Che i social e le app siano entrati prepotentemente a far parte della nostra quotidianità è un dato di fatto inconfutabile del quale abbiamo avuto di recente l’ennesima conferma.

Quando il 4 ottobre scorso, Facebook, Instagram e Whatsapp hanno cessato di funzionare, seppure per un numero circoscritto di ore, molte persone si sono sentite perse ed invase da una vera e propria “ansia” da comunicazione e da isolamento dal mondo (ovviamente da un mondo esclusivamente virtuale).

Indubbiamente il mondo dei social e delle app è un fenomeno di natura sociale ed economica ma lo è anche dal punto di vista del diritto.

Quest’ultimo, infatti, è una realtà dinamica strettamente collegata all’evoluzione della società.

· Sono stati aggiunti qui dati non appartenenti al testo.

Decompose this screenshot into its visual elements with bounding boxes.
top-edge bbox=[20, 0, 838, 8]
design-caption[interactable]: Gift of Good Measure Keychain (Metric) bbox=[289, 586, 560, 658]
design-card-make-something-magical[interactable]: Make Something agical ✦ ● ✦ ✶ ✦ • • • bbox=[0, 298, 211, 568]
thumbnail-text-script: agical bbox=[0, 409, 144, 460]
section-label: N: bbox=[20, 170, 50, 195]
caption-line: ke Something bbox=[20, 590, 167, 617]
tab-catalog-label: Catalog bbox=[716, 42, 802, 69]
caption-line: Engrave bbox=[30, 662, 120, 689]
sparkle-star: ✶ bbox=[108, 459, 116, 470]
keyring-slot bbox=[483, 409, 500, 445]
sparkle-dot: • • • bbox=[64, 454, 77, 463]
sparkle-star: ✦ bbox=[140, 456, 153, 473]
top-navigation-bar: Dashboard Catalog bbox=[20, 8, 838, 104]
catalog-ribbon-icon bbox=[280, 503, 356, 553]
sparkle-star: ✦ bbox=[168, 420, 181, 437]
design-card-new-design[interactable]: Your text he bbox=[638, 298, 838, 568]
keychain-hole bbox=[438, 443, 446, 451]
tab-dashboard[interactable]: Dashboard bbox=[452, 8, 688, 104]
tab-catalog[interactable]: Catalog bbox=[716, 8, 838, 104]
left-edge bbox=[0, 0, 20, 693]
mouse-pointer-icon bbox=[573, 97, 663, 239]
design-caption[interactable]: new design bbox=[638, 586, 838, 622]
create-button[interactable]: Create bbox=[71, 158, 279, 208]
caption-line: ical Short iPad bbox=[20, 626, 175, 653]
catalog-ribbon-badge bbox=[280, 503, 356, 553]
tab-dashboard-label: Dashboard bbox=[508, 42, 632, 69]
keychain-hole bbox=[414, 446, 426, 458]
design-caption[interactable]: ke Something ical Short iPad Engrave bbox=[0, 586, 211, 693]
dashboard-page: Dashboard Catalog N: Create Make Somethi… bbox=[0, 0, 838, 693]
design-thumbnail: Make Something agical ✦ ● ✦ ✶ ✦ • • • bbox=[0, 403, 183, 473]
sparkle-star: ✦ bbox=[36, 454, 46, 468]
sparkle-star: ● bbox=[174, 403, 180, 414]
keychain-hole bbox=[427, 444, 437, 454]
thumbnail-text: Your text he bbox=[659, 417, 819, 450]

Ed è proprio sui risvolti giuridici, o meglio su un particolare risvolto giuridico, dell’utilizzo di social ed app che mi voglio in questa sede soffermare, vale a dire sul reato di diffamazione.

Partiamo con Whatsapp.

Del reato di diffamazione attraverso tale canale si è, di recente, occupata la giurisprudenza in due casi particolari ed interessanti.

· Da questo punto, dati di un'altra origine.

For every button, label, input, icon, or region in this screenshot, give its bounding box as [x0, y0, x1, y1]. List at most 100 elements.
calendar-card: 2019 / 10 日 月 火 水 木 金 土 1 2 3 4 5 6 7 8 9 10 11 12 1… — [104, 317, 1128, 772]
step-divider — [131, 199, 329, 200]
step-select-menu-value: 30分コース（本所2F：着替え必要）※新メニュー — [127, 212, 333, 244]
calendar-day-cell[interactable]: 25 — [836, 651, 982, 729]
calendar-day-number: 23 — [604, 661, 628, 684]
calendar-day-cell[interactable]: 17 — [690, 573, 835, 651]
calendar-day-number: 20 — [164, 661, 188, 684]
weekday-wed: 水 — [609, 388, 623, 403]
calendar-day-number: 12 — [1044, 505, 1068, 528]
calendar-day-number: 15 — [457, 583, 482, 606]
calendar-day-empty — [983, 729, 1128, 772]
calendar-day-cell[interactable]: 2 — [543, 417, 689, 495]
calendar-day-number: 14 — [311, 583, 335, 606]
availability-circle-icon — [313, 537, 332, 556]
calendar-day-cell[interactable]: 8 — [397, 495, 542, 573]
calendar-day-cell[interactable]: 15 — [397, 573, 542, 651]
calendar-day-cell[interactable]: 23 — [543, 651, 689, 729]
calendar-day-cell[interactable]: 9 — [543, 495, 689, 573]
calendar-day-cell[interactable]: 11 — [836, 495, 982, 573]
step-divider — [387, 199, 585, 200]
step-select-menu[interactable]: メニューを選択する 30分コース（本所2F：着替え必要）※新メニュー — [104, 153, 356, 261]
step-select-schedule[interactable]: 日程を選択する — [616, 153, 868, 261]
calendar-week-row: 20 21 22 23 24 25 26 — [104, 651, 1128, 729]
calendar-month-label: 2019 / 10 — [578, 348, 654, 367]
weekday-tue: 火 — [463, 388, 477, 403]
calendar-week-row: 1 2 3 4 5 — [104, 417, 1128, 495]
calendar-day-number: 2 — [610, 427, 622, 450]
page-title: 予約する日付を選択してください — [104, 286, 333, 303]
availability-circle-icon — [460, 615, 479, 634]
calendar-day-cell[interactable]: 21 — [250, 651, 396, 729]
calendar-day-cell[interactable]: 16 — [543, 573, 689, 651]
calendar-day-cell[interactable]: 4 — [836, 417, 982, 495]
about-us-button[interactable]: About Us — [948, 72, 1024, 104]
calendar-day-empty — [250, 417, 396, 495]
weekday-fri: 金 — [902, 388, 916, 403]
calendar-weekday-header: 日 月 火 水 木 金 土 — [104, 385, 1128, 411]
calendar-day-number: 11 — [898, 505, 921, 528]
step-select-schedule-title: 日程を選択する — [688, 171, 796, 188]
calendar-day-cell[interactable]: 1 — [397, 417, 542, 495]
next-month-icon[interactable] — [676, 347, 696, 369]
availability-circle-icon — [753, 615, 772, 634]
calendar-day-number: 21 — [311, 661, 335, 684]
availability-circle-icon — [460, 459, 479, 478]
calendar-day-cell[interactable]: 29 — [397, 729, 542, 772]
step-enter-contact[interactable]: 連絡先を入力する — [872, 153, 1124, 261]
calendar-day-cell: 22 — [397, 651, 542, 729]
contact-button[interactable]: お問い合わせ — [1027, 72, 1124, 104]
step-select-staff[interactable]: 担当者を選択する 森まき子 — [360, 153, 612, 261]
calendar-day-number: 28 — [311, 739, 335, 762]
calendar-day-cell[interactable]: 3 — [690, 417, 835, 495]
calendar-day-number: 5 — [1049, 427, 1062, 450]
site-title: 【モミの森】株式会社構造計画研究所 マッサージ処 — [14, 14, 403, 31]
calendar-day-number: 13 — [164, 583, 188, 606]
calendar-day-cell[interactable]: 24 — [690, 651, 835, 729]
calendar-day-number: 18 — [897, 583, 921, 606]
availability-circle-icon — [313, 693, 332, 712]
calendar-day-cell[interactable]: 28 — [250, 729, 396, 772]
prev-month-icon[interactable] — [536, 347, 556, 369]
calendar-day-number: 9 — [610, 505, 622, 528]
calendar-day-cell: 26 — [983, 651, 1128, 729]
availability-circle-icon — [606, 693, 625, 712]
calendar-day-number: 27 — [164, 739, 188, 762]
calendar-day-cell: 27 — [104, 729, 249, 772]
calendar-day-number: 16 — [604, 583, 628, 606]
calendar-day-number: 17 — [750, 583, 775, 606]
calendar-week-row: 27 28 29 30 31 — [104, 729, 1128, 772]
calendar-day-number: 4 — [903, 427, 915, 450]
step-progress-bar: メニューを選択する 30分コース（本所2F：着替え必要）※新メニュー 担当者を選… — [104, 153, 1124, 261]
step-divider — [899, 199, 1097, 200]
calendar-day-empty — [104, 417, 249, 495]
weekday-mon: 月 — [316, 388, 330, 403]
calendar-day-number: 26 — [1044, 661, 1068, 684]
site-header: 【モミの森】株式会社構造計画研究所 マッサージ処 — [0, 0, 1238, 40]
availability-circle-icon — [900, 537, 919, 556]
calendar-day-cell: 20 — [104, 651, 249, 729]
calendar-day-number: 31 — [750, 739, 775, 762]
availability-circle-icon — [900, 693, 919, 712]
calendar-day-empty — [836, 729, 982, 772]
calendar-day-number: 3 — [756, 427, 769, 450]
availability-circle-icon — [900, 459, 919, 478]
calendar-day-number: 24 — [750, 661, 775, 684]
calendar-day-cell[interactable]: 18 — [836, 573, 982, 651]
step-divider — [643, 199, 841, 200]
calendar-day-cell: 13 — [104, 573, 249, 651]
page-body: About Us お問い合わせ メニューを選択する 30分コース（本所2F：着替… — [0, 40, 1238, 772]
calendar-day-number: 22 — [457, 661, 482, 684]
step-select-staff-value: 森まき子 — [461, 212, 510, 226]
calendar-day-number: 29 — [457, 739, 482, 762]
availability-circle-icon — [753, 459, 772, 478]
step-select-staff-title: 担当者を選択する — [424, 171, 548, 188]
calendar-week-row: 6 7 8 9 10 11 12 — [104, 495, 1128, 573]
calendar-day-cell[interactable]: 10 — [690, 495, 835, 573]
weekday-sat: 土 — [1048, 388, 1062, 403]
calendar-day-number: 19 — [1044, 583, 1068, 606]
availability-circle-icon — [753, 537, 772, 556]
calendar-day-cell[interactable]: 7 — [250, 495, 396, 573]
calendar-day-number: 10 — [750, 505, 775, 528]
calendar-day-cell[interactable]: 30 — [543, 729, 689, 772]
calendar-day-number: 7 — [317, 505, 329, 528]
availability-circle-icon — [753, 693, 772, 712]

Il primo concerne un post lesivo dei diritti e della dignità di una persona pubblicato sullo “stato” Whasapp.

Esso, secondo la Corte di Cassazione, configura il reato di diffamazione qualora i contenuti del post siano visibili ai contatti presenti in rubrica.

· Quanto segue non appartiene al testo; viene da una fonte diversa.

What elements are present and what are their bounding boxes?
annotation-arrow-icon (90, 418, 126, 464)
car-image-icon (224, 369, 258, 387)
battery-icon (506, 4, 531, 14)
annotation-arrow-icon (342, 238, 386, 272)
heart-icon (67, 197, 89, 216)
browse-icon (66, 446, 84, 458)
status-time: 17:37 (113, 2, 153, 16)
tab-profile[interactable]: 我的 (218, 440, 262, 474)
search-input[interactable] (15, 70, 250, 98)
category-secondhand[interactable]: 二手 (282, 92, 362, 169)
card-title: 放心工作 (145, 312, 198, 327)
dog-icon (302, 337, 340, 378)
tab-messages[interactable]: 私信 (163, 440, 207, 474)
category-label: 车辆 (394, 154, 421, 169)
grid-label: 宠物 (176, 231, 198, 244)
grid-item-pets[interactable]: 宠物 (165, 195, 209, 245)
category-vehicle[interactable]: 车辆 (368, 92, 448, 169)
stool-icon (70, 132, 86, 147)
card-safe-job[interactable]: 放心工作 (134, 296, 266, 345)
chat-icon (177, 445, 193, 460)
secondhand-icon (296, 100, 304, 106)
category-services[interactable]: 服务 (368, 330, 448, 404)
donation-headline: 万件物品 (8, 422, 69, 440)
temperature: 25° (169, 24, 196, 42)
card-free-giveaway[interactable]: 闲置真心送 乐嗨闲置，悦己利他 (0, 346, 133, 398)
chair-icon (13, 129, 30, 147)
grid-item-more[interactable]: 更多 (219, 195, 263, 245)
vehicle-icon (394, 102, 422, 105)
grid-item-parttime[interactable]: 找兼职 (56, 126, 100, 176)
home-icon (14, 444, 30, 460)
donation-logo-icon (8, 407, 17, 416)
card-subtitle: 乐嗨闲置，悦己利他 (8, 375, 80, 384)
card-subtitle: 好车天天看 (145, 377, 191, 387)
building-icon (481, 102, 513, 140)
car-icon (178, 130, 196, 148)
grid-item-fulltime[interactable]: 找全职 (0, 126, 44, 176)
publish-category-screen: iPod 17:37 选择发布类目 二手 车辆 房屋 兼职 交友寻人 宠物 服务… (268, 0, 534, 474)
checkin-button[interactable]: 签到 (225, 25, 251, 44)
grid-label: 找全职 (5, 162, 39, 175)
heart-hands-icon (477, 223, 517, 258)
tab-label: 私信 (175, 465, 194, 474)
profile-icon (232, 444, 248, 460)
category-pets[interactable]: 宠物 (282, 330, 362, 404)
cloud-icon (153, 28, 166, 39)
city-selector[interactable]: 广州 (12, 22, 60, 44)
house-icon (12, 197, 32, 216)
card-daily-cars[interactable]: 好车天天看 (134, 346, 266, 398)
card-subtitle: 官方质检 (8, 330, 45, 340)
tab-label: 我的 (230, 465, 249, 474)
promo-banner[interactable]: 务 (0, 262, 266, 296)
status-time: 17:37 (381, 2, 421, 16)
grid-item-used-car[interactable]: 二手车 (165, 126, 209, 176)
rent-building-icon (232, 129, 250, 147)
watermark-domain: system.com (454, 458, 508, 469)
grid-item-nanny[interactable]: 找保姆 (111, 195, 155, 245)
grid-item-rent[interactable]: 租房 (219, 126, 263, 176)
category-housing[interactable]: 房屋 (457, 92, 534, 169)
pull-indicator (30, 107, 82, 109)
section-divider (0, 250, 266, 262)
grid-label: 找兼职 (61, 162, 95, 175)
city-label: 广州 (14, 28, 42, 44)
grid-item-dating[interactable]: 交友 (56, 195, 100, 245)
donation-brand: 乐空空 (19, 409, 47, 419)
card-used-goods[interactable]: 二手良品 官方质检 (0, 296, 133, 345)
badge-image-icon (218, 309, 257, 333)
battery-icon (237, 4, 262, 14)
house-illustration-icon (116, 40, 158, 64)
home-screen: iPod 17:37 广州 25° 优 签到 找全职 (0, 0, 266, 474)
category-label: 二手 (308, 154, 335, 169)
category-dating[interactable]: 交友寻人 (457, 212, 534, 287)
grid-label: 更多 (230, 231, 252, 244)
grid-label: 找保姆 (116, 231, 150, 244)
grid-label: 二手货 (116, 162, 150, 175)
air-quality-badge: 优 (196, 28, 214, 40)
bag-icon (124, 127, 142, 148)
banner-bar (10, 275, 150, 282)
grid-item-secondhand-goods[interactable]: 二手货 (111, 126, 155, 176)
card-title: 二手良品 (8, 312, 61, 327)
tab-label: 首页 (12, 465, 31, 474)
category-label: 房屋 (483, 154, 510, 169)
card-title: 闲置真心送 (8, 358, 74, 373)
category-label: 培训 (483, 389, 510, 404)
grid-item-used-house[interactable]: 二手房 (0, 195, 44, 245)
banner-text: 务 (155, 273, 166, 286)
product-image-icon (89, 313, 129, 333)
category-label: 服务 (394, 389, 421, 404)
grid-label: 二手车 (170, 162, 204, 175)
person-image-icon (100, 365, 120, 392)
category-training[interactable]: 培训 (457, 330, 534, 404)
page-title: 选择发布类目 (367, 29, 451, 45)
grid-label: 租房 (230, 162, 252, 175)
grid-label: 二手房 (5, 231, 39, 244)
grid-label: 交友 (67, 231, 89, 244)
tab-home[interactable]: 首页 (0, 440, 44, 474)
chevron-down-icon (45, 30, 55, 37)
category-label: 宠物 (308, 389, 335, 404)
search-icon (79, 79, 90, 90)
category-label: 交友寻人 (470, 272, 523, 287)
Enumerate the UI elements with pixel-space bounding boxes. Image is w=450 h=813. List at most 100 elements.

Il secondo caso sul quale si è espressa la Suprema Corte riguarda, invece, riguarda un messaggio inviato ad un “gruppo” Whatsapp contenente espressioni lesive della reputazione e della dignità altrui.

Anche in tale ipotesi è stato configurato il reato di diffamazione con la precisazione, tra l’altro, che esso ricorre anche qualora del “gruppo” faccia parte anche la persona offesa  (non potendosi, secondo gli ermellini, in tale ipotesi parlare di ingiuria).

Cosa accade, invece, nel mondo dei social?

L’Autorità Giudiziaria si è soffermata sulla diffamazione a mezzo Facebook statuendo che ricorre il reato di diffamazione, qualora sia pubblicato un post lesivo della reputazione, dignità ed immagine di una persona, anche se quest’ultima sia tra i lettori del post steso.

In tale ultima ipotesi, quindi, la Corte di Cassazione non ha ravvisato gli estremi dell’ingiuria bensì del reato di diffamazione, facendo prevalere la circostanza che il post è diretto ad una pluralità di soggetti e non in via diretta alla sola persona offesa.